Lindsey, Townsend’s nominator, wrote, “He has demonstrated great self discipline, precise skills of analysis and unflagging energy to excel in the variety of disciplines in our Russian Studies major.”

Townsend spent five weeks in Russia last summer, participating in a program Lindsey directed that took them to Moscow and Tver. “It was his first time abroad and I found him admirably quick to understand and adjust to his surroundings and generally showed fine sensitivity to the social and cultural environment.
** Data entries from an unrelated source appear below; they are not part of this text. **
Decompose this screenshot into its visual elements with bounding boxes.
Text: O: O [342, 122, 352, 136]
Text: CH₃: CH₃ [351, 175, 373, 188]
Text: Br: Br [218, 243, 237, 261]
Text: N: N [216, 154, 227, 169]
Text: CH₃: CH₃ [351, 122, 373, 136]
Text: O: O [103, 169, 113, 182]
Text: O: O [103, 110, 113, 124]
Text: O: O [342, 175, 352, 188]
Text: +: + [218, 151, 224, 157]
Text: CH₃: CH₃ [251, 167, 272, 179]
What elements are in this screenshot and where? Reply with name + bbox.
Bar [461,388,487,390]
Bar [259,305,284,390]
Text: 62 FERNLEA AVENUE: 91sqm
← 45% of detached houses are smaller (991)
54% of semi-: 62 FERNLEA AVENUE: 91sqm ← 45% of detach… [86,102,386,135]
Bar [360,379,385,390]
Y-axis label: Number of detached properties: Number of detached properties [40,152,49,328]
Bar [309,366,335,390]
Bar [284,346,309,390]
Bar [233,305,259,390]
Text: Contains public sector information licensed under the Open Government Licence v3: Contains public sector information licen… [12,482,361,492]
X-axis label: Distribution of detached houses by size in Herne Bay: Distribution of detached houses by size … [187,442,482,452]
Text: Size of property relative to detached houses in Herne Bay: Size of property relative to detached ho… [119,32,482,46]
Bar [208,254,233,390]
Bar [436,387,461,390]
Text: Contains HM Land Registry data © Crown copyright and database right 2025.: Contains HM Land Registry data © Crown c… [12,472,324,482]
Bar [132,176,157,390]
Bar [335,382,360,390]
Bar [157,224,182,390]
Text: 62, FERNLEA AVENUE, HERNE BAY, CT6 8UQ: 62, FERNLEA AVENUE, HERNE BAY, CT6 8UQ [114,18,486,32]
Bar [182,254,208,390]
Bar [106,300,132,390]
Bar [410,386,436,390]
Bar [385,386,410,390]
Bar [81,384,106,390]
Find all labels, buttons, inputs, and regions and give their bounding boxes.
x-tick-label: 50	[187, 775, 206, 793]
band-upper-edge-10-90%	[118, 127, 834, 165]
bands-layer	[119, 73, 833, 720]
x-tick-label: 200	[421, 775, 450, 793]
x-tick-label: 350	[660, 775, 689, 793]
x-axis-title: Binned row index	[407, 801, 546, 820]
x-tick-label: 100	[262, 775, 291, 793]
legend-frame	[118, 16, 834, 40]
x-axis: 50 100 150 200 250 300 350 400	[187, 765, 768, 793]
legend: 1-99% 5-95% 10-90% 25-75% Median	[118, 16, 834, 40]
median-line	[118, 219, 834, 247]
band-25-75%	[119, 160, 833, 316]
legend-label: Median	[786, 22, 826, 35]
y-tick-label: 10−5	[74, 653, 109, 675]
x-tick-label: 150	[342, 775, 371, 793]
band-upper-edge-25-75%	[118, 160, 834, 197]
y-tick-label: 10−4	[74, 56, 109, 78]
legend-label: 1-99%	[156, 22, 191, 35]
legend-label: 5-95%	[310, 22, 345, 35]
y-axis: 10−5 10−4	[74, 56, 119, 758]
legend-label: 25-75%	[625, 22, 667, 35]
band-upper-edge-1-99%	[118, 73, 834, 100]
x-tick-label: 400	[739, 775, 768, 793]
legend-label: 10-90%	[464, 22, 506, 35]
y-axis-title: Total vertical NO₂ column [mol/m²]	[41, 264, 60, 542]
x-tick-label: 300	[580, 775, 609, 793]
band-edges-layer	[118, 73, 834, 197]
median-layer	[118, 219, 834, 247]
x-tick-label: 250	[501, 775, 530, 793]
He made rapid advances in his command of Russian,” Lindsey wrote.

Townsend’s goal is to apply his Russian Studies training to further his professional position at the federal Alcohol, Tobacco and Firearms Agency.

Hannah Morrow was one of 30 U.S. students out of 550 applicants to receive a scholarship for a month of study at the InterContact Intensive Russian Institute in Tver. The award comes from the Central Association of Russian Teachers of America.

The Critical Language Scholarships are part of the National Security Language Initiative, a federal effort designed to increase the number of Americans learning and teaching critical need foreign languages.

Morrow is a dual major, studying both Russian Studies and history. She plans to apply to an international studies master’s program with a Russian emphasis.

Lindsey said, “Hannah is a remarkable scholar, but also a generous volunteer for all our program’s efforts, which have made a difference at UNM.”

Russian Studies is in the UNM Department of Foreign Languages and Literatures in the College of Arts and Sciences.